Lion’s mane for brain cognition: Researchers find merit in traditional Chinese medicine
13 Feb 2023 --- Researchers at the University of Queensland, Australia, have discovered lion’s mane mushrooms to improve brain cell growth and memory in pre-clinical trials. The team revealed active compounds from the edible mushroom boosts nerve growth and enhances memory.
Co-author Dr. Ramon Martinez-Marmol asserts neurodegenerative cognitive disorders such as Alzheimer’s disease could be treated and protected against with the discovery.
“Extracts from these so-called ‘lion’s mane’ mushrooms have been used in traditional medicine in Asian countries for centuries, but we wanted to determine their potential effect on brain cells scientifically,” adds professor Frederic Meunier from the Queensland Brain Institute.
“Pre-clinical testing found the lion’s mane mushroom had a significant impact on the growth of brain cells and improving memory.”
Exploring Chinese medicine
Meunier continues explaining that laboratory tests measured the neurotrophic effects of compounds isolated from Hericium erinaceus on cultured brain cells, “and surprisingly, we found that the active compounds promote neuron projections, extending and connecting to other neurons.”
“Using super-resolution microscopy, we found the mushroom extract and its active components largely increase the size of growth cones, which are particularly important for brain cells to sense their environment and establish new connections with other neurons in the brain.”
Dr. Martinez-Marmol asserts the discovery could treat and protect against neurodegenerative cognitive disorders such as Alzheimer’s disease. “Our idea was to identify bioactive compounds from natural sources that could reach the brain and regulate the growth of neurons, resulting in improved memory formation,” he says.
Dr. Dae Hee Lee from CNGBio, which has supported and collaborated on the research project, says the properties of lion’s mane mushrooms has been used to treat ailments and maintain health in traditional Chinese medicine since antiquity.
“This important research is unraveling the molecular mechanism of lion’s mane mushroom compounds and their effects on brain function, particularly memory,” stresses Dr. Lee.

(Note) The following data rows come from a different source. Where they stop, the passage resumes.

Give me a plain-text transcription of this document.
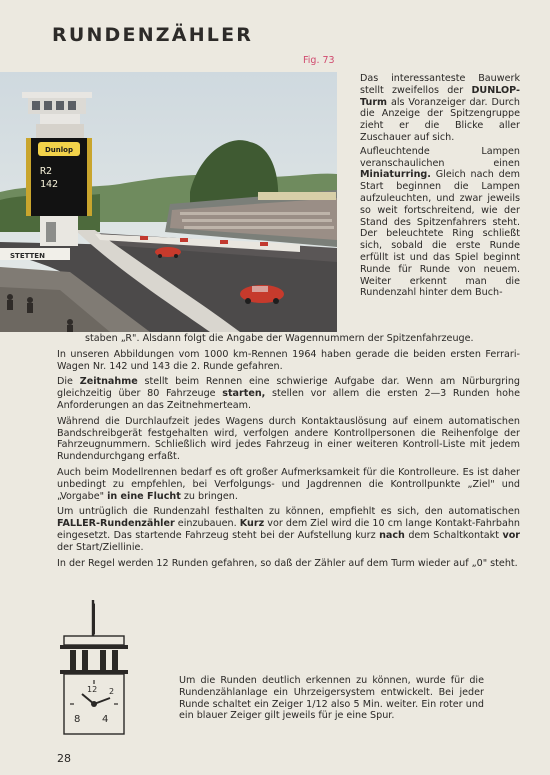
RUNDENZÄHLER
Fig. 73
STETTEN
Dunlop
R2
142

Das interessanteste Bauwerk stellt zweifellos der DUNLOP-Turm als Voranzeiger dar. Durch die Anzeige der Spitzengruppe zieht er die Blicke aller Zuschauer auf sich.

Aufleuchtende Lampen veranschaulichen einen Miniaturring. Gleich nach dem Start beginnen die Lampen aufzuleuchten, und zwar jeweils so weit fortschreitend, wie der Stand des Spitzenfahrers steht. Der beleuchtete Ring schließt sich, sobald die erste Runde erfüllt ist und das Spiel beginnt Runde für Runde von neuem. Weiter erkennt man die Rundenzahl hinter dem Buch-

staben „R". Alsdann folgt die Angabe der Wagennummern der Spitzenfahrzeuge.

In unseren Abbildungen vom 1000 km-Rennen 1964 haben gerade die beiden ersten Ferrari-Wagen Nr. 142 und 143 die 2. Runde gefahren.

Die Zeitnahme stellt beim Rennen eine schwierige Aufgabe dar. Wenn am Nürburgring gleichzeitig über 80 Fahrzeuge starten, stellen vor allem die ersten 2—3 Runden hohe Anforderungen an das Zeitnehmerteam.

Während die Durchlaufzeit jedes Wagens durch Kontaktauslösung auf einem automatischen Bandschreibgerät festgehalten wird, verfolgen andere Kontrollpersonen die Reihenfolge der Fahrzeugnummern. Schließlich wird jedes Fahrzeug in einer weiteren Kontroll-Liste mit jedem Rundendurchgang erfaßt.

Auch beim Modellrennen bedarf es oft großer Aufmerksamkeit für die Kontrolleure. Es ist daher unbedingt zu empfehlen, bei Verfolgungs- und Jagdrennen die Kontrollpunkte „Ziel" und „Vorgabe" in eine Flucht zu bringen.

Um untrüglich die Rundenzahl festhalten zu können, empfiehlt es sich, den automatischen FALLER-Rundenzähler einzubauen. Kurz vor dem Ziel wird die 10 cm lange Kontakt-Fahrbahn eingesetzt. Das startende Fahrzeug steht bei der Aufstellung kurz nach dem Schaltkontakt vor der Start/Ziellinie.

In der Regel werden 12 Runden gefahren, so daß der Zähler auf dem Turm wieder auf „0" steht.

12 2
8 4
Um die Runden deutlich erkennen zu können, wurde für die Rundenzählanlage ein Uhrzeigersystem entwickelt. Bei jeder Runde schaltet ein Zeiger 1/12 also 5 Min. weiter. Ein roter und ein blauer Zeiger gilt jeweils für je eine Spur.
28
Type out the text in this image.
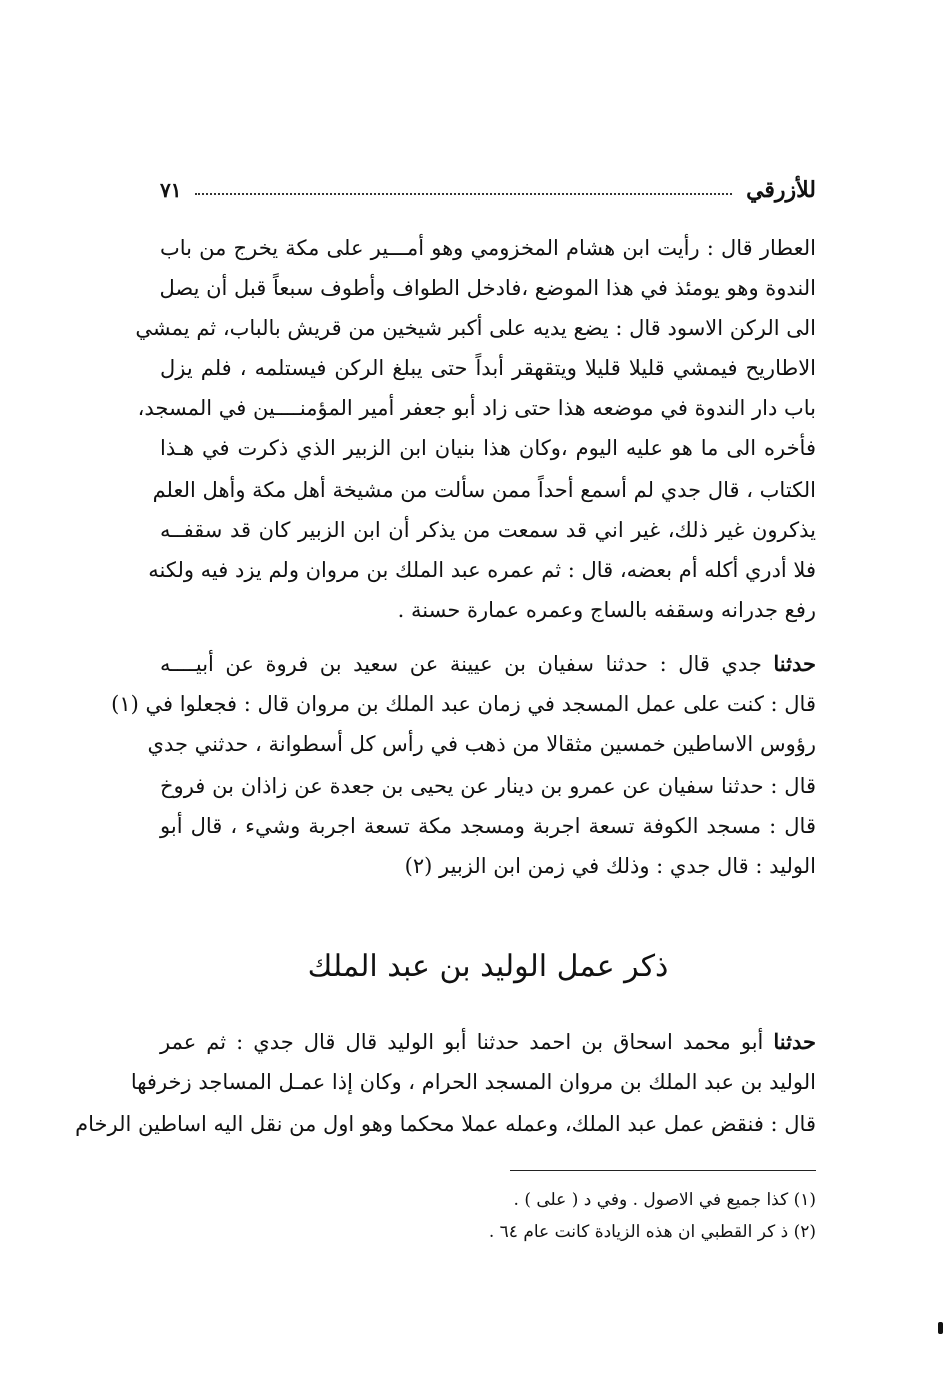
للأزرقي
٧١
العطار قال : رأيت ابن هشام المخزومي وهو أمـــير على مكة يخرج من باب
الندوة وهو يومئذ في هذا الموضع ،فادخل الطواف وأطوف سبعاً قبل أن يصل
الى الركن الاسود قال : يضع يديه على أكبر شيخين من قريش بالباب، ثم يمشي
الاطاريح فيمشي قليلا قليلا ويتقهقر أبداً حتى يبلغ الركن فيستلمه ، فلم يزل
باب دار الندوة في موضعه هذا حتى زاد أبو جعفر أمير المؤمنــــين في المسجد،
فأخره الى ما هو عليه اليوم ،وكان هذا بنيان ابن الزبير الذي ذكرت في هـذا
الكتاب ، قال جدي لم أسمع أحداً ممن سألت من مشيخة أهل مكة وأهل العلم
يذكرون غير ذلك، غير اني قد سمعت من يذكر أن ابن الزبير كان قد سقفــه
فلا أدري أكله أم بعضه، قال : ثم عمره عبد الملك بن مروان ولم يزد فيه ولكنه
رفع جدرانه وسقفه بالساج وعمره عمارة حسنة .
حدثنا جدي قال : حدثنا سفيان بن عيينة عن سعيد بن فروة عن أبيــــه
قال : كنت على عمل المسجد في زمان عبد الملك بن مروان قال : فجعلوا في (١)
رؤوس الاساطين خمسين مثقالا من ذهب في رأس كل أسطوانة ، حدثني جدي
قال : حدثنا سفيان عن عمرو بن دينار عن يحيى بن جعدة عن زاذان بن فروخ
قال : مسجد الكوفة تسعة اجربة ومسجد مكة تسعة اجربة وشيء ، قال أبو
الوليد : قال جدي : وذلك في زمن ابن الزبير (٢)
ذكر عمل الوليد بن عبد الملك
حدثنا أبو محمد اسحاق بن احمد حدثنا أبو الوليد قال قال جدي : ثم عمر
الوليد بن عبد الملك بن مروان المسجد الحرام ، وكان إذا عمـل المساجد زخرفها
قال : فنقض عمل عبد الملك، وعمله عملا محكما وهو اول من نقل اليه اساطين الرخام
(١) كذا جميع في الاصول . وفي د ( على ) .
(٢) ذ كر القطبي ان هذه الزيادة كانت عام ٦٤ .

The study was published in the Journal of Neurochemistry.
Worldwide mushroom news
In a similar development, ibogaine, the naturally psychoactive compound found in the African shrub Tabernanthe iboga and other plants of the Apocynaceae family, and psilocybin – the psychoactive compound in magic mushrooms – have been highlighted for their potential to cure addiction while improving mental well-being in an Italian-based study.
NutritionInsight previously delved into how the natural compounds might benefit addiction withdrawal and mental health while looking at recent developments in the industry of psychedelics. We spoke with Andrea Mastinu, author of the study, on how psychedelic substances affect the brain.
Furthermore, in the US, the people of the state of Colorado voted “yes” on Proposition 122 to legalize four psychedelics for medical use and decriminalize personal possession. The new law applies to the two substances in magic mushrooms (psilocybin and psilocin), dimethyltryptamine, ibogaine and non-peyote-derived mescaline.
The legalization means that psilocybin can be used under supervision at state-regulated centers. It also permits psilocybin and the other psychedelics mentioned for personal use, growing and sharing as long as there is no financial reward and the consumer is over 21 years old.